Whatever happens in the future with fertiliser soil scientists Drs Robert McBride and Doug Edmeades say the truth about soil fertility and pasture nutrition will not change because it is a mature science.

Agknowledge’s independent soil consultants and scientists have listed the following seven key facts farmers need to know to get the best bangs for their fertiliser bucks.

  1. Soils store nutrients, not make them. If nutrients are removed they need to be replaced.
  2. All farmers need to do is to feed the bugs. Get the soil fertility right, it will feed the bugs. Data from experiments going back to 1950 show as the rate of superphosphate is increased so is the microbial biomass and earthworms. If 10 tonnes of drymatter (DM)/ha of pasture is grown and 80% utilised, then 2t/ha DM goes back to the soil as organic matter. Most of it will be carbohydrates (sugar) and that’s what feeds the bugs. Snake-oil sellers are trying to sell farmers alternative fertilisers and products containing probiotics (humates). They are supposedly designed to enhance soil biology, but are a waste of time. The soil is already teeming with microbes, a teaspoon contains millions of them.
  3. Plants need only 16 essential nutrients to grow. They are carbon, hydrogen, oxygen, nitrogen, phosphorus, potassium, sulphur, magnesium, molybdenum, calcium,
    copper, zinc, boron, magnesium, iron and chlorine.
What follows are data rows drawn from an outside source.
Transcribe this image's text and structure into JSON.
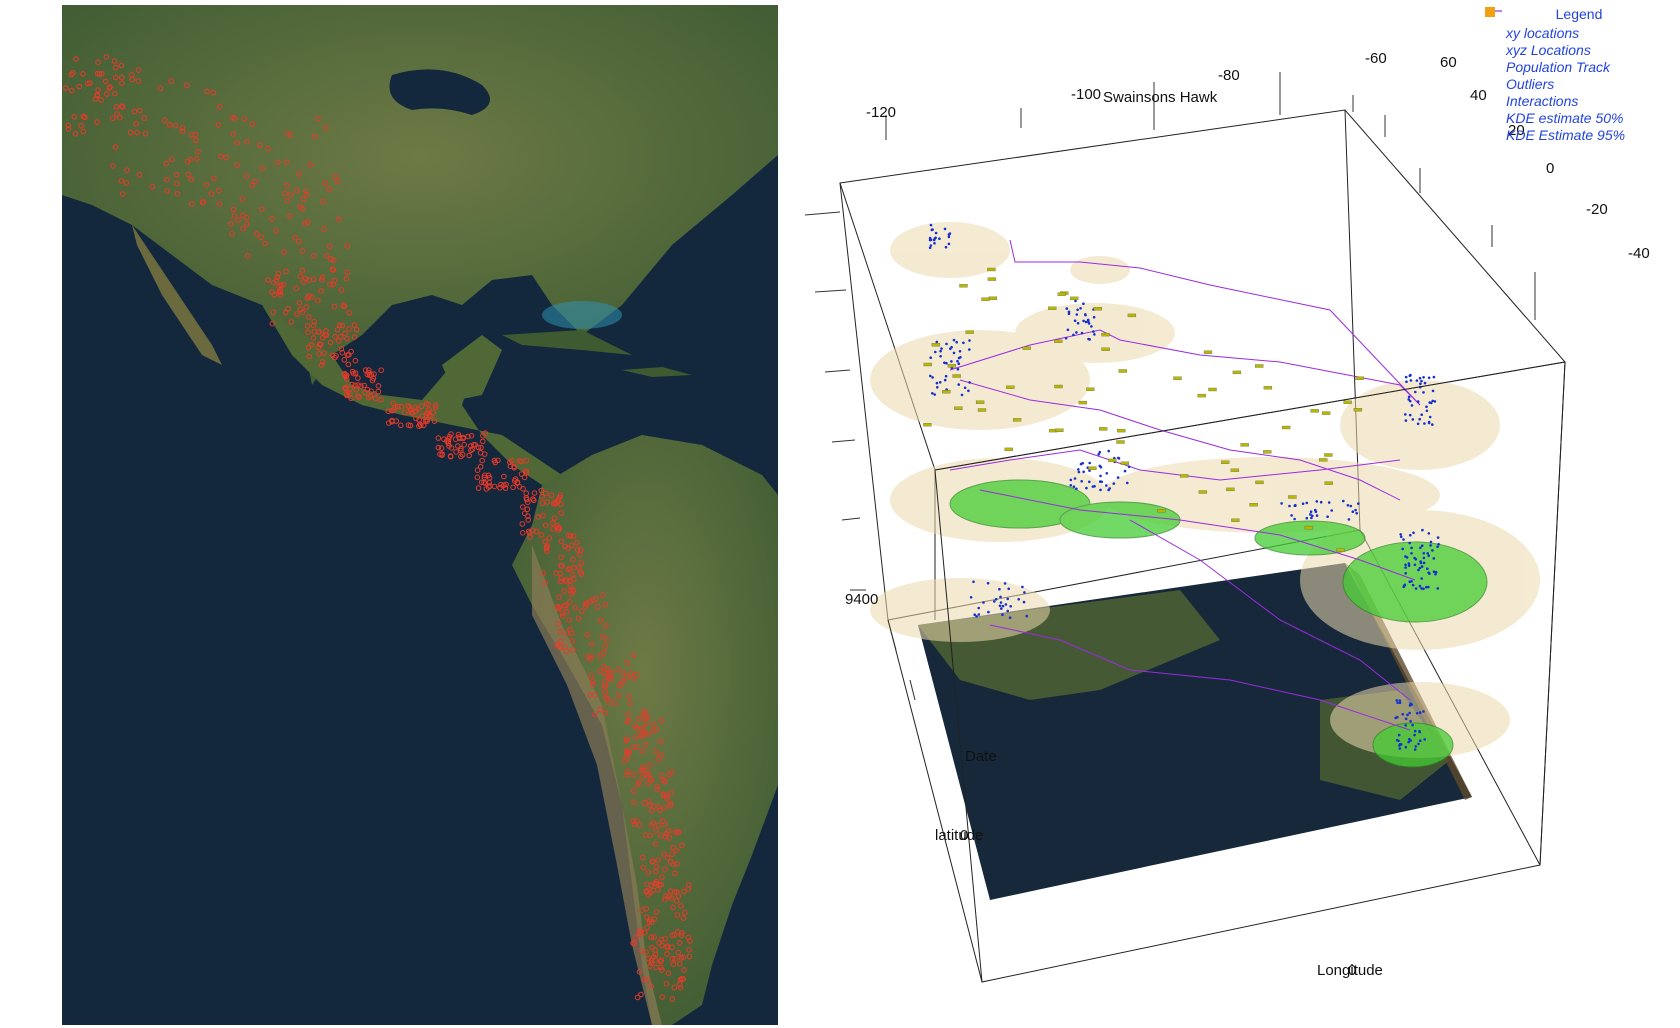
{
  "map": {
    "left_panel": "satellite-map-with-xy-locations"
  },
  "plot3d": {
    "title": "Swainsons Hawk",
    "top_ticks": [
      "-120",
      "-100",
      "-80",
      "-60"
    ],
    "right_ticks": [
      "60",
      "40",
      "20",
      "0",
      "-20",
      "-40"
    ],
    "z_tick": "9400",
    "axis_labels": {
      "date": "Date",
      "latitude": "latitude",
      "longitude": "Longitude",
      "overlap_zero_1": "0",
      "overlap_zero_2": "0"
    }
  },
  "legend": {
    "title": "Legend",
    "items": [
      {
        "label": "xy locations",
        "icon": "open-circle-icon",
        "color": "#e83a2a"
      },
      {
        "label": "xyz Locations",
        "icon": "dot-icon",
        "color": "#1530d0"
      },
      {
        "label": "Population Track",
        "icon": "line-icon",
        "color": "#9a2be2"
      },
      {
        "label": "Outliers",
        "icon": "square-icon",
        "color": "#f2f200"
      },
      {
        "label": "Interactions",
        "icon": "circle-icon",
        "color": "#e8201a"
      },
      {
        "label": "KDE estimate 50%",
        "icon": "square-icon",
        "color": "#22dd22"
      },
      {
        "label": "KDE Estimate 95%",
        "icon": "square-icon",
        "color": "#f0a010"
      }
    ]
  },
  "colors": {
    "ocean": "#13283d",
    "land": "#4e6a3a",
    "points": "#e83a2a",
    "kde50": "#44cc33",
    "kde95": "#ecd9ad",
    "track": "#9a2be2",
    "xyz": "#1530d0",
    "outlier": "#b8b800"
  }
}
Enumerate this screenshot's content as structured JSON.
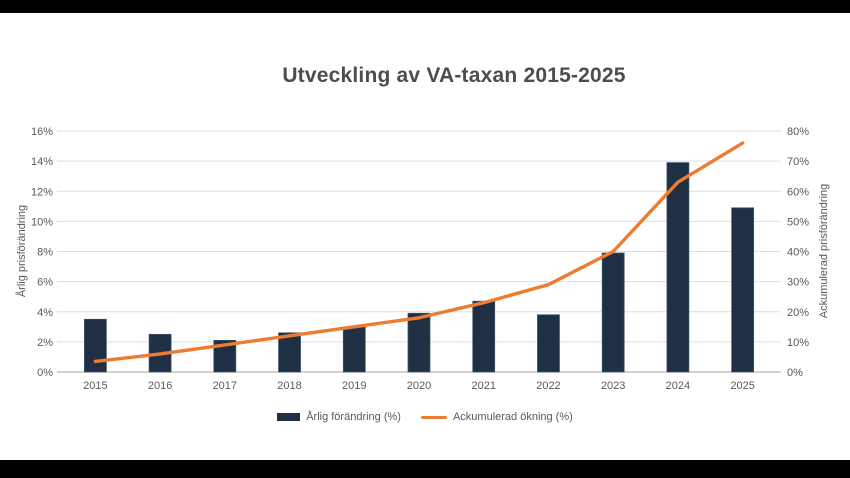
{
  "page": {
    "background": "#000000",
    "canvas_background": "#ffffff"
  },
  "chart": {
    "title": "Utveckling av VA-taxan 2015-2025",
    "left_axis_title": "Årlig prisförändring",
    "right_axis_title": "Ackumulerad prisförändring",
    "legend": {
      "annual_label": "Årlig förändring (%)",
      "cumulative_label": "Ackumulerad ökning (%)"
    }
  },
  "colors": {
    "bar": "#1f3044",
    "bar_edge": "#42536b",
    "line": "#ed7c31",
    "title": "#4d4d4d",
    "axis_text": "#595959",
    "gridline": "#dedede",
    "axis_line": "#a6a6a6"
  },
  "chart_data": {
    "type": "bar",
    "subtype": "bar+line-combo",
    "title": "Utveckling av VA-taxan 2015-2025",
    "categories": [
      "2015",
      "2016",
      "2017",
      "2018",
      "2019",
      "2020",
      "2021",
      "2022",
      "2023",
      "2024",
      "2025"
    ],
    "series": [
      {
        "name": "Årlig förändring (%)",
        "type": "bar",
        "axis": "left",
        "color": "#1f3044",
        "values": [
          3.5,
          2.5,
          2.1,
          2.6,
          3.0,
          3.9,
          4.7,
          3.8,
          7.9,
          13.9,
          10.9
        ]
      },
      {
        "name": "Ackumulerad ökning (%)",
        "type": "line",
        "axis": "right",
        "color": "#ed7c31",
        "values": [
          3.5,
          6,
          9,
          12,
          15,
          18,
          23,
          29,
          40,
          63,
          76
        ]
      }
    ],
    "left_axis": {
      "label": "Årlig prisförändring",
      "min": 0,
      "max": 16,
      "tick_step": 2,
      "ticks": [
        "0%",
        "2%",
        "4%",
        "6%",
        "8%",
        "10%",
        "12%",
        "14%",
        "16%"
      ]
    },
    "right_axis": {
      "label": "Ackumulerad prisförändring",
      "min": 0,
      "max": 80,
      "tick_step": 10,
      "ticks": [
        "0%",
        "10%",
        "20%",
        "30%",
        "40%",
        "50%",
        "60%",
        "70%",
        "80%"
      ]
    },
    "grid": true,
    "legend_position": "bottom"
  }
}
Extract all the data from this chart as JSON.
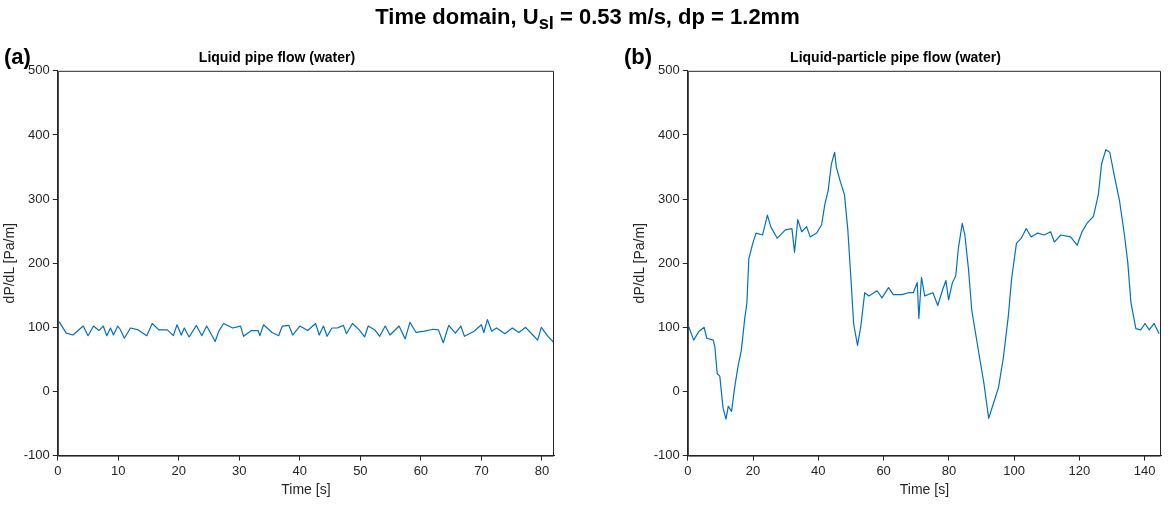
{
  "chart_data": [
    {
      "type": "line",
      "title": "Liquid pipe flow (water)",
      "xlabel": "Time [s]",
      "ylabel": "dP/dL [Pa/m]",
      "annotations": [
        "Time domain, U$_{sl}$ = 0.53 m/s, dp = 1.2mm",
        "(a)"
      ],
      "xlim": [
        0,
        82
      ],
      "xticks": [
        0,
        10,
        20,
        30,
        40,
        50,
        60,
        70,
        80
      ],
      "ylim": [
        -100,
        500
      ],
      "yticks": [
        -100,
        0,
        100,
        200,
        300,
        400,
        500
      ],
      "grid": false,
      "legend": false,
      "marker": "none",
      "line_style": "solid",
      "series": [
        {
          "color": "#0072bd",
          "x": [
            0.2,
            1.4,
            2.5,
            4.2,
            5.0,
            5.9,
            6.8,
            7.5,
            8.1,
            8.7,
            9.2,
            9.9,
            10.3,
            11.0,
            12.0,
            13.3,
            14.7,
            15.6,
            16.7,
            18.1,
            19.1,
            19.7,
            20.4,
            20.9,
            21.7,
            22.9,
            23.8,
            24.6,
            25.2,
            26.0,
            26.6,
            27.4,
            28.9,
            30.2,
            30.7,
            32.0,
            33.1,
            33.4,
            34.0,
            35.4,
            36.5,
            37.1,
            38.2,
            38.8,
            40.0,
            41.3,
            42.6,
            43.2,
            43.9,
            44.5,
            45.3,
            46.2,
            47.2,
            47.7,
            48.7,
            49.8,
            50.7,
            51.3,
            52.4,
            53.2,
            54.1,
            54.9,
            56.4,
            57.4,
            58.2,
            59.2,
            60.6,
            62.0,
            62.9,
            63.7,
            64.6,
            65.7,
            66.6,
            67.2,
            68.8,
            70.0,
            70.4,
            71.0,
            71.7,
            72.5,
            73.9,
            75.1,
            76.2,
            77.3,
            78.5,
            79.3,
            79.9,
            81.0,
            82.0
          ],
          "values": [
            109,
            91,
            88,
            102,
            87,
            102,
            95,
            102,
            87,
            99,
            88,
            102,
            97,
            83,
            99,
            96,
            87,
            106,
            96,
            96,
            87,
            104,
            88,
            99,
            85,
            103,
            87,
            102,
            92,
            78,
            94,
            106,
            99,
            102,
            86,
            95,
            95,
            87,
            104,
            92,
            87,
            102,
            103,
            88,
            102,
            95,
            106,
            88,
            102,
            86,
            99,
            99,
            103,
            90,
            106,
            96,
            85,
            102,
            96,
            86,
            102,
            88,
            102,
            82,
            108,
            92,
            94,
            97,
            96,
            76,
            103,
            91,
            102,
            86,
            94,
            104,
            92,
            112,
            94,
            99,
            90,
            99,
            92,
            100,
            88,
            80,
            100,
            86,
            76
          ]
        }
      ]
    },
    {
      "type": "line",
      "title": "Liquid-particle pipe flow (water)",
      "xlabel": "Time [s]",
      "ylabel": "dP/dL [Pa/m]",
      "annotations": [
        "(b)"
      ],
      "xlim": [
        0,
        145
      ],
      "xticks": [
        0,
        20,
        40,
        60,
        80,
        100,
        120,
        140
      ],
      "ylim": [
        -100,
        500
      ],
      "yticks": [
        -100,
        0,
        100,
        200,
        300,
        400,
        500
      ],
      "grid": false,
      "legend": false,
      "marker": "none",
      "line_style": "solid",
      "series": [
        {
          "color": "#0072bd",
          "x": [
            0.3,
            1.8,
            3.3,
            5,
            5.8,
            7.8,
            8.3,
            9.0,
            9.8,
            10.8,
            11.7,
            12.4,
            13.4,
            14.4,
            15.4,
            16.4,
            17.4,
            18.1,
            18.7,
            19.9,
            20.9,
            22.9,
            24.4,
            25.4,
            27.4,
            29.9,
            31.9,
            32.7,
            33.7,
            34.9,
            36.4,
            37.5,
            39.5,
            41,
            42,
            43,
            44,
            45,
            45.5,
            46.8,
            48,
            49,
            50,
            50.8,
            52,
            53,
            54.2,
            55.5,
            58,
            59.5,
            61.5,
            63,
            65.6,
            67.6,
            69.1,
            70.3,
            70.8,
            71.6,
            72.6,
            75.1,
            76.6,
            78.1,
            79.1,
            79.9,
            81.1,
            82.1,
            82.9,
            84.1,
            84.9,
            86,
            87,
            88.2,
            89.4,
            90.7,
            92.2,
            93.7,
            95.2,
            96.7,
            98.2,
            99.2,
            100.7,
            102.2,
            103.7,
            105.2,
            107.2,
            109.2,
            111.2,
            112.3,
            114.3,
            117.3,
            119.3,
            120.8,
            122.3,
            124.3,
            125.8,
            126.8,
            128.1,
            129.3,
            130.8,
            132.3,
            133.8,
            134.8,
            135.8,
            137.3,
            138.8,
            140.1,
            141.4,
            142.9,
            144.4
          ],
          "values": [
            101,
            80,
            93,
            100,
            83,
            80,
            69,
            28,
            24,
            -26,
            -43,
            -23,
            -31,
            8,
            40,
            64,
            112,
            138,
            207,
            231,
            247,
            244,
            275,
            257,
            239,
            252,
            254,
            217,
            268,
            249,
            257,
            241,
            247,
            260,
            292,
            313,
            355,
            373,
            350,
            326,
            307,
            254,
            175,
            106,
            72,
            101,
            154,
            149,
            157,
            146,
            162,
            151,
            151,
            154,
            154,
            170,
            114,
            178,
            149,
            154,
            134,
            159,
            173,
            143,
            170,
            180,
            223,
            262,
            244,
            191,
            127,
            90,
            53,
            14,
            -42,
            -18,
            6,
            53,
            117,
            175,
            231,
            239,
            254,
            241,
            247,
            244,
            249,
            233,
            244,
            241,
            228,
            249,
            262,
            273,
            307,
            355,
            377,
            373,
            334,
            297,
            244,
            202,
            138,
            98,
            96,
            106,
            96,
            106,
            90
          ]
        }
      ]
    }
  ]
}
They are the ‘active ingredients’ in fertiliser which make plants grow. Farmers scrutinise active ingredients in weedicides and pesticides, and should do the same with fertilisers. Nutrients such as selenium and cobalt are not essential for plant growth but added to fertilisers for animal health.
  4. Von Leigbig’s law of the minimum. A 19th century German scientist, Professor Justus von Liebig, the father of organic chemistry, popularised the principle: A plant will only grow as fast as allowed by the most limiting nutrient. There is no point adding more phosphate when a lack of potassium or molybdenum is the problem. It would be a waste of money. So the old recipe used by a farmer may not work anymore, especially in South Island soils where potassium levels are lower than they used to be.
  5. Clover is king. It fixes nitrogen for free and is a better stock food. More milk or meat will come from clover than grass.
  6. Clover is low cost. It costs 4-5c/kg DM to produce ryegrass and clover pasture. Feed crops are 15-20c +/kg DM and supplements are about 30c/kg DM.
  7. However, clover is also the canary in the mine. If there is not 30-40% in a pasture then there is a soil fertility problem.